Ils incarnent « le monde d’après », mais qui sont-ils vraiment ? Dans La fracture*, qui vient de paraître, Frédéric Dabi, directeur général opinion de l’Ifop, et Stewart Chau, responsable des études politiques de l’institut Viavoice, dressent un portrait des 18-30 ans, grâce à l’analyse de cinq grandes enquêtes réalisées sur la jeunesse par l’Ifop depuis les années 1950.

Un ouvrage qui permet de mieux comprendre leurs valeurs, leurs doutes, leurs espoirs. Pour 20 Minutes, Frédéric Dabi livre son analyse sur les 18-30 ans, qui seront l’objet de beaucoup d’attention en cette année électorale.

Vous dépeignez la jeunesse en montrant qu’elle n’est pas unique, mais multiple. Quels sont les principaux points de fracture entre ces différentes jeunesses ?

L’idée de départ de ce livre est de caractériser cette jeunesse. Comme elle est assez insaisissable, on a tendance à lui accoler des étiquettes : génération Z, climat, Greta Thunberg, sacrifiée… C’est assez réducteur, car il existe des clivages entre les jeunes, notamment liés à leur âge. Les 18-24 sont globalement plus optimistes : ils vivent chez leurs parents ou à proximité, sont souvent étudiants, croient en eux, ont vite tourné la page coronavirus. Les 24-30 ans sont plus inquiets pour leur avenir, car il s’agit de la génération de l’insertion, qui dans un contexte de crise, a des difficultés à démarrer sa vie professionnelle. Des clivages qui se ressentent dans leur envie de voter. Il existe aussi une fracture de genre. Les jeunes femmes sont par exemple, plus en pointe sur la lutte contre les discriminations.

Une majorité de jeunes déclarent vivre dans une époque malchanceuse. Est-ce imputable seulement à la crise du Covid-19 ?

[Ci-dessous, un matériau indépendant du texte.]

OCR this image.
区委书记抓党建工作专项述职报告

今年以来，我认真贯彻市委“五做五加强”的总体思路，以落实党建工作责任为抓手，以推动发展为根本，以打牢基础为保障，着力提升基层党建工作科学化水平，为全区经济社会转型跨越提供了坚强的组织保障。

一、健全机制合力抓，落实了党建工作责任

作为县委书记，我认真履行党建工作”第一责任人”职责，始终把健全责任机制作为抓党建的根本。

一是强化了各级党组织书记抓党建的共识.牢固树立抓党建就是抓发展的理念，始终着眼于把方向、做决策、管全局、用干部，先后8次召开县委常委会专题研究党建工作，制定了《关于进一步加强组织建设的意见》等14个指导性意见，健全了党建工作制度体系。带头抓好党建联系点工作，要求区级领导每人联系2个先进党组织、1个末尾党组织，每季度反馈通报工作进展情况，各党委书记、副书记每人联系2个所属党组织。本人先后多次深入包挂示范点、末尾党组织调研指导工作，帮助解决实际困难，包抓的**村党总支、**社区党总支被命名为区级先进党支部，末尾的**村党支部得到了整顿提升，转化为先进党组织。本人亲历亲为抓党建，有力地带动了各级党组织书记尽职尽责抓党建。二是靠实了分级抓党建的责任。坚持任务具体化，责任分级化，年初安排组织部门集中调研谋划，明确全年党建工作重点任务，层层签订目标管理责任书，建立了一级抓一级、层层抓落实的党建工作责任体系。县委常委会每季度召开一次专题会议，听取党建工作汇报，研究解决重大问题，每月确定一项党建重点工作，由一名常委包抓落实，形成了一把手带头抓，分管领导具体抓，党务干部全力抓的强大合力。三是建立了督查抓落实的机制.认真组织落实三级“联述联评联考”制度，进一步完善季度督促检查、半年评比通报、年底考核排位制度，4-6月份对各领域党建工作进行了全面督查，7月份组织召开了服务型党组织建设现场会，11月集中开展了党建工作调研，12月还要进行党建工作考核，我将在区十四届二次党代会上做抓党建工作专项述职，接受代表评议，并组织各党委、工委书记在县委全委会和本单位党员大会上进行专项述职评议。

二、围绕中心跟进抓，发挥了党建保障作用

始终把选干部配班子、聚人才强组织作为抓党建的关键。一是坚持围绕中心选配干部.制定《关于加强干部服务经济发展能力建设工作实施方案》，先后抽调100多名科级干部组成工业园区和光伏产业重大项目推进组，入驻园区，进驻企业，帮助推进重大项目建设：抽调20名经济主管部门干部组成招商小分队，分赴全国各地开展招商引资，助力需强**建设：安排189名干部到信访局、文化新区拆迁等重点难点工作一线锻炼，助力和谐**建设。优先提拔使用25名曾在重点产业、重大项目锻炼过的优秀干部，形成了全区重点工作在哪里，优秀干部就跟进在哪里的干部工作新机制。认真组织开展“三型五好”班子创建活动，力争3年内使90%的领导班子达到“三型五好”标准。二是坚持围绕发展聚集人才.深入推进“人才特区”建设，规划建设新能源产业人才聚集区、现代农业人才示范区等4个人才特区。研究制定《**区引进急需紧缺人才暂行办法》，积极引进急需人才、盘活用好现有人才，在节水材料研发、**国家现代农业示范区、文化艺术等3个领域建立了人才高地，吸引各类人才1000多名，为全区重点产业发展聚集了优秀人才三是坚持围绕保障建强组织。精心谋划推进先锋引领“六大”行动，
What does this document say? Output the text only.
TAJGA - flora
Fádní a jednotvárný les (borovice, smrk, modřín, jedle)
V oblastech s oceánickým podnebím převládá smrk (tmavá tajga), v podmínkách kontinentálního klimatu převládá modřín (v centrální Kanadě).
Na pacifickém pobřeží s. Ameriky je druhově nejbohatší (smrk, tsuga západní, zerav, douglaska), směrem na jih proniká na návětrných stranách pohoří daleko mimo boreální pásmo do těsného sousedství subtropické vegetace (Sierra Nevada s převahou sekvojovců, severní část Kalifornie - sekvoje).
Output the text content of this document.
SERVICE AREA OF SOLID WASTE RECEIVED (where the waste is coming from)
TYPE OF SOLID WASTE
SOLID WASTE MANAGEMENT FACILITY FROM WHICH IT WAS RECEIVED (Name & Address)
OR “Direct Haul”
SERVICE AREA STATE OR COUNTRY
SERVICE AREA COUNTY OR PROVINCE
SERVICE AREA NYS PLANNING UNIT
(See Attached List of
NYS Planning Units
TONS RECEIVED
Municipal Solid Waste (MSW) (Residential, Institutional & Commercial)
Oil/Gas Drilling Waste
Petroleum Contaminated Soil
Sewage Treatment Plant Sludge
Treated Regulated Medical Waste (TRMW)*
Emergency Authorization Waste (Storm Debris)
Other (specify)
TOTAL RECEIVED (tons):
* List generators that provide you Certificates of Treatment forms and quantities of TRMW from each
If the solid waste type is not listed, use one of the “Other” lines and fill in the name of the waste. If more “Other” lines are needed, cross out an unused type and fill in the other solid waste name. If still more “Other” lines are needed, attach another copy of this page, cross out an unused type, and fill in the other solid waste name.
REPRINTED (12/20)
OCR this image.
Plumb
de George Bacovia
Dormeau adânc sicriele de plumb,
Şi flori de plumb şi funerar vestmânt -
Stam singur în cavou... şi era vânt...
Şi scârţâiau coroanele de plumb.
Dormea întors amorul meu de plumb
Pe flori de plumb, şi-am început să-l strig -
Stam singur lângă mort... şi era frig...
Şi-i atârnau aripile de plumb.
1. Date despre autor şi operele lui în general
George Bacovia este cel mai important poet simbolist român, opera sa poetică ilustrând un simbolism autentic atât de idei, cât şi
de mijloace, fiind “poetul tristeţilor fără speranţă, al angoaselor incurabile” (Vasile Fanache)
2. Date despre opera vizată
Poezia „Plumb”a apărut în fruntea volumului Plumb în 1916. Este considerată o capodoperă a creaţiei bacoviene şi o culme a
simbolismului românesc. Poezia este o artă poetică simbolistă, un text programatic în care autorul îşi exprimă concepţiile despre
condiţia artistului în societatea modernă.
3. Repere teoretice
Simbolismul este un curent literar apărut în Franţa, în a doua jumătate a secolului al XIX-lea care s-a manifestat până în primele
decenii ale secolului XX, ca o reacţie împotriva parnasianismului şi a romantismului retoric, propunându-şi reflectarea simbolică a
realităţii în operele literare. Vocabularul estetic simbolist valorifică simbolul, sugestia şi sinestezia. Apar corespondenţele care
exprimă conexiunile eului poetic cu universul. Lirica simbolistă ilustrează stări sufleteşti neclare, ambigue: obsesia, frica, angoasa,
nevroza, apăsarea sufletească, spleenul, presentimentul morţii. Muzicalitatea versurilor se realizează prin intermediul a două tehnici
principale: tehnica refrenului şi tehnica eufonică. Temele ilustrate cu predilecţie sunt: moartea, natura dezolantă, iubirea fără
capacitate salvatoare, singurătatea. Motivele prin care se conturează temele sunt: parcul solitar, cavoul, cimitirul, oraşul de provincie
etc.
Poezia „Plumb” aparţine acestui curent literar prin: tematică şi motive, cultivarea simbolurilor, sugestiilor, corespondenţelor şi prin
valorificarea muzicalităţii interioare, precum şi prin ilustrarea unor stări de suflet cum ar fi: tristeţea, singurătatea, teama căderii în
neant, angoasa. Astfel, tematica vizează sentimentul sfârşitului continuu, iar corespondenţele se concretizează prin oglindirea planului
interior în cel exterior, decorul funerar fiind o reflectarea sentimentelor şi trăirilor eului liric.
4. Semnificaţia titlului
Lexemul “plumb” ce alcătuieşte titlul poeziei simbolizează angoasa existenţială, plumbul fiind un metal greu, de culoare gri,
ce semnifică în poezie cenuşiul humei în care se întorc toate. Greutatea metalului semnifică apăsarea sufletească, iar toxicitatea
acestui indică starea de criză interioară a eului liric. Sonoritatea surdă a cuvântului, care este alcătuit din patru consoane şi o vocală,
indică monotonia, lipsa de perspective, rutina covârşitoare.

En vingt ans, on est passé de 15 à 30 % des jeunes estimant qu’ils vivent dans une époque de malchance absolue. Ils éprouvent un sentiment de vulnérabilité face à l’enchaînement des crises : attentats, choc climatique… Et la crise du Covid-19 a été le catalyseur d’une génération qui se croit maudite. Les jeunes ont l’impression d’avoir été sacrifiés au profit des plus âgés, d’avoir été stigmatisés, de devoir payer la dette future. Par ailleurs, ils éprouvent une défiance à l’égard de l’Etat, des partis, des syndicats. Et ils estiment que la société produit des inégalités de manière systémique. Il y a une perte d’idéal, un désenchantement.

Paradoxalement, ce regard négatif sur la société s’accompagne d’un optimisme face à leur propre avenir. Comment l’expliquer ?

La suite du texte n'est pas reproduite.